Pence’s plan relies heavily on private-sector involvement and investment, including raising billions of dollars in new private investment to help cities attract jobs, businesses and people and calling on private-sector partners to create a talent initiative to attract entrepreneurs.

Pence, during a stop at an Indianapolis entrepreneurship center, criticized the property tax as a “direct tax on investment” that discourages companies from investing in new technologies and expansion.

Indiana has the 19th highest personal property tax rate per capita in the U.S. Twelve states, including Illinois and Ohio, have no personal property tax, and Michigan will phase out its tax by 2024. He said Kentucky’s tax is lower that Indiana’s, which varies by county.

Pence’s plan to phase out the tax included few details, and he said there were several options that he wanted the Legislature to consider.

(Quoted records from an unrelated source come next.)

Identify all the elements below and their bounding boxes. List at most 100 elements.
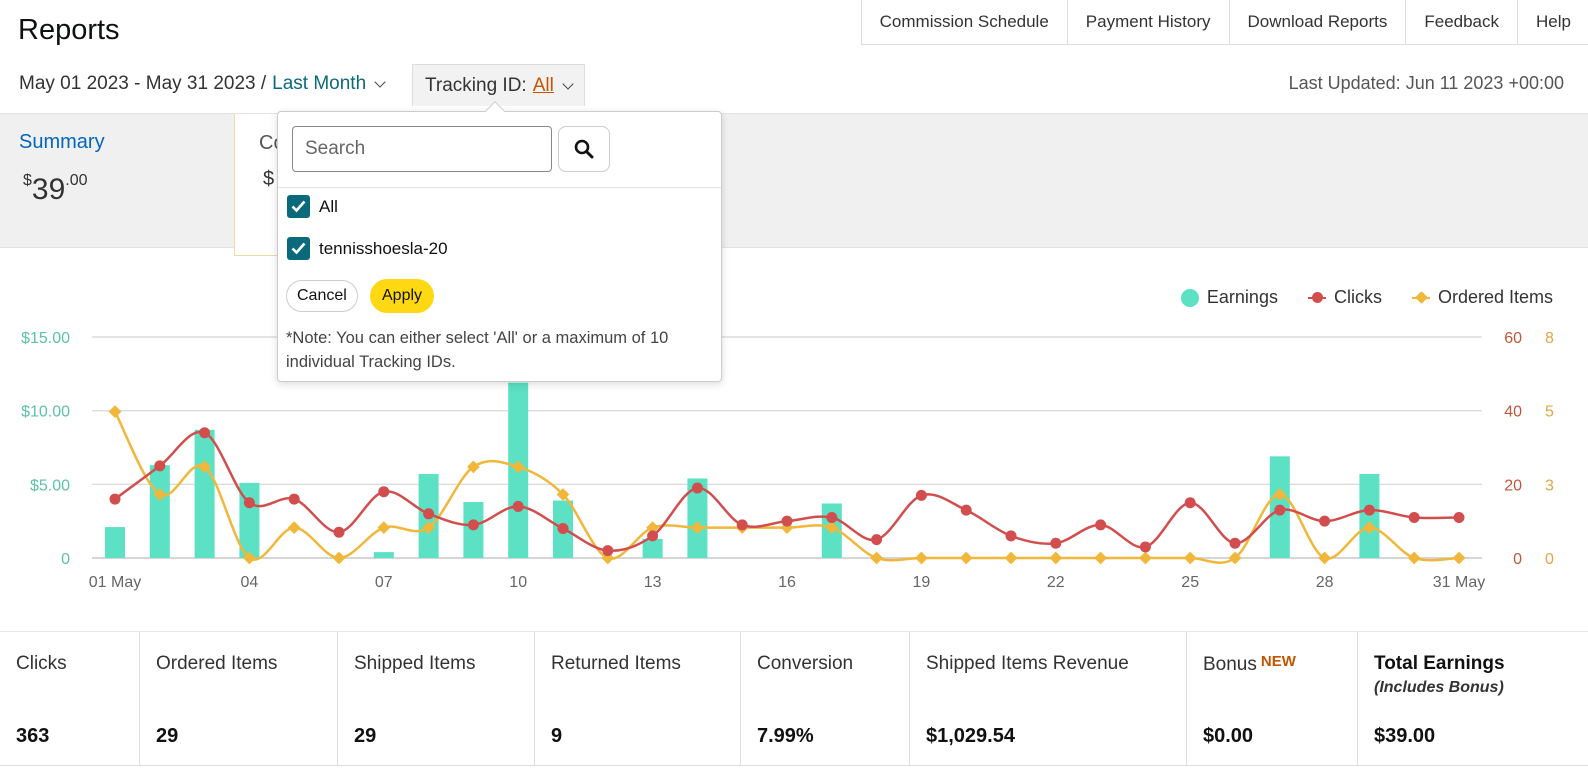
stat-sublabel: (Includes Bonus) — [1374, 679, 1504, 696]
y-right-items-tick-label: 3 — [1545, 477, 1554, 494]
tracking-id-dropdown: All tennisshoesla-20 Cancel Apply *Note:… — [277, 101, 722, 382]
ordered-items-point — [1407, 551, 1421, 565]
option-label: All — [319, 196, 338, 216]
y-right-clicks-tick-label: 40 — [1504, 404, 1522, 421]
nav-commission-schedule[interactable]: Commission Schedule — [862, 0, 1068, 44]
stat-value: $1,029.54 — [926, 725, 1015, 747]
clicks-point — [1453, 511, 1465, 523]
ordered-items-point — [1094, 551, 1107, 565]
legend-label: Earnings — [1206, 287, 1278, 307]
stat-clicks: Clicks 363 — [0, 632, 140, 765]
cancel-button[interactable]: Cancel — [286, 280, 358, 312]
tracking-id-dropdown-button[interactable]: Tracking ID: All — [412, 64, 585, 106]
chevron-down-icon[interactable] — [374, 76, 386, 88]
earnings-bar — [1359, 474, 1380, 558]
new-badge: NEW — [1260, 653, 1296, 670]
clicks-point — [915, 489, 927, 501]
clicks-point — [1095, 519, 1107, 531]
search-button[interactable] — [558, 126, 610, 172]
x-tick-label: 01 May — [89, 574, 141, 591]
chart-legend: Earnings Clicks Ordered Items — [1180, 287, 1553, 308]
ordered-items-line — [113, 410, 1460, 564]
ordered-items-point — [1452, 551, 1466, 565]
x-tick-label: 19 — [913, 574, 931, 591]
apply-button[interactable]: Apply — [370, 279, 435, 313]
summary-tab[interactable]: Summary — [19, 131, 105, 153]
ordered-items-line-icon — [1411, 290, 1430, 304]
clicks-point — [378, 486, 390, 498]
summary-card-value: $ — [263, 168, 275, 190]
y-right-items-tick-label: 5 — [1545, 404, 1554, 421]
stat-label: Bonus NEW — [1203, 653, 1296, 676]
ordered-items-point — [422, 521, 435, 534]
clicks-point — [1005, 530, 1017, 542]
x-tick-label: 16 — [778, 574, 796, 591]
clicks-point — [691, 482, 703, 494]
stat-value: $39.00 — [1374, 725, 1436, 747]
legend-earnings[interactable]: Earnings — [1180, 287, 1278, 308]
nav-feedback[interactable]: Feedback — [1406, 0, 1519, 44]
clicks-point — [1229, 537, 1241, 549]
stat-label: Conversion — [757, 653, 854, 674]
ordered-items-point — [377, 521, 391, 534]
date-range-text: May 01 2023 - May 31 2023 / — [19, 73, 267, 94]
ordered-items-point — [198, 460, 211, 474]
clicks-point — [1363, 504, 1375, 516]
clicks-point — [960, 504, 972, 516]
earnings-bar — [149, 465, 170, 558]
ordered-items-point — [915, 551, 928, 565]
ordered-items-point — [108, 405, 122, 418]
ordered-items-point — [870, 551, 883, 565]
y-left-tick-label: 0 — [61, 551, 70, 568]
y-left-tick-label: $5.00 — [30, 477, 70, 494]
ordered-items-point — [153, 488, 167, 501]
legend-ordered-items[interactable]: Ordered Items — [1411, 287, 1553, 308]
checkbox-checked-icon[interactable] — [287, 237, 310, 260]
top-nav: Commission Schedule Payment History Down… — [860, 0, 1588, 45]
clicks-point — [199, 427, 211, 439]
clicks-point — [467, 519, 479, 531]
earnings-bar — [373, 552, 394, 558]
y-right-items-tick-label: 0 — [1545, 551, 1554, 568]
y-right-clicks-tick-label: 60 — [1504, 330, 1522, 347]
y-right-clicks-tick-label: 20 — [1504, 477, 1522, 494]
nav-help[interactable]: Help — [1518, 0, 1588, 44]
y-right-items-tick-label: 8 — [1545, 330, 1554, 347]
ordered-items-point — [332, 551, 346, 565]
page-title: Reports — [18, 14, 120, 46]
clicks-point — [243, 497, 255, 509]
stat-total-earnings: Total Earnings (Includes Bonus) $39.00 — [1358, 632, 1588, 765]
selection-note: *Note: You can either select 'All' or a … — [286, 329, 669, 371]
stat-bonus: Bonus NEW $0.00 — [1187, 632, 1358, 765]
clicks-point — [602, 545, 614, 557]
earnings-dot-icon — [1180, 288, 1199, 307]
stat-value: 9 — [551, 725, 563, 747]
nav-payment-history[interactable]: Payment History — [1068, 0, 1230, 44]
checkbox-checked-icon[interactable] — [287, 195, 310, 218]
tracking-id-value[interactable]: All — [532, 74, 554, 96]
x-tick-label: 28 — [1316, 574, 1334, 591]
stat-label: Shipped Items — [354, 653, 476, 674]
earnings-bar — [687, 478, 708, 558]
summary-bar: Summary $39.00 Co $ — [0, 113, 1588, 256]
clicks-point — [1319, 515, 1331, 527]
x-tick-label: 13 — [644, 574, 662, 591]
earnings-bar — [194, 429, 215, 558]
clicks-point — [154, 460, 166, 472]
period-link[interactable]: Last Month — [272, 73, 367, 94]
clicks-point — [1050, 537, 1062, 549]
option-all[interactable]: All — [287, 195, 338, 218]
divider — [278, 187, 721, 188]
stat-label: Shipped Items Revenue — [926, 653, 1129, 674]
stat-value: 29 — [354, 725, 377, 747]
legend-clicks[interactable]: Clicks — [1307, 287, 1382, 308]
option-tennisshoesla-20[interactable]: tennisshoesla-20 — [287, 237, 448, 260]
clicks-point — [826, 511, 838, 523]
tracking-id-label: Tracking ID: — [425, 74, 527, 96]
tracking-search-input[interactable] — [292, 126, 552, 172]
date-range-selector[interactable]: May 01 2023 - May 31 2023 / Last Month — [19, 73, 386, 95]
ordered-items-point — [287, 521, 301, 534]
chevron-down-icon[interactable] — [562, 77, 574, 90]
nav-download-reports[interactable]: Download Reports — [1230, 0, 1407, 44]
ordered-items-point — [959, 551, 973, 565]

The governor’s plan, which he planned to promote during a stop today in Fort Wayne, also calls for the Indiana Economic Development Corp., the state’s business recruiting agency, to commission an assessment of the state’s most productive regional metropolitan areas to determine which quality-of-life improvements would best attract talent and businesses.

Pence also wants the agency to assess how to raise billions of dollars in new private investment for cities over the next decade.

In another initiative that relies on private funding, Pence wants private-sector leaders, primarily in technology and science, to create a talent fund that can be used to recruit entrepreneurs to Indiana. He also wants the state to find ways to improve career and technical education.

Pence’s plan also calls for streamlining the business regulation process to create one-stop permitting and calls for investing $400 million in highway expansion over several years. The highway money would come from Major Moves, the highway fund created by the leading of the Indiana Toll Road.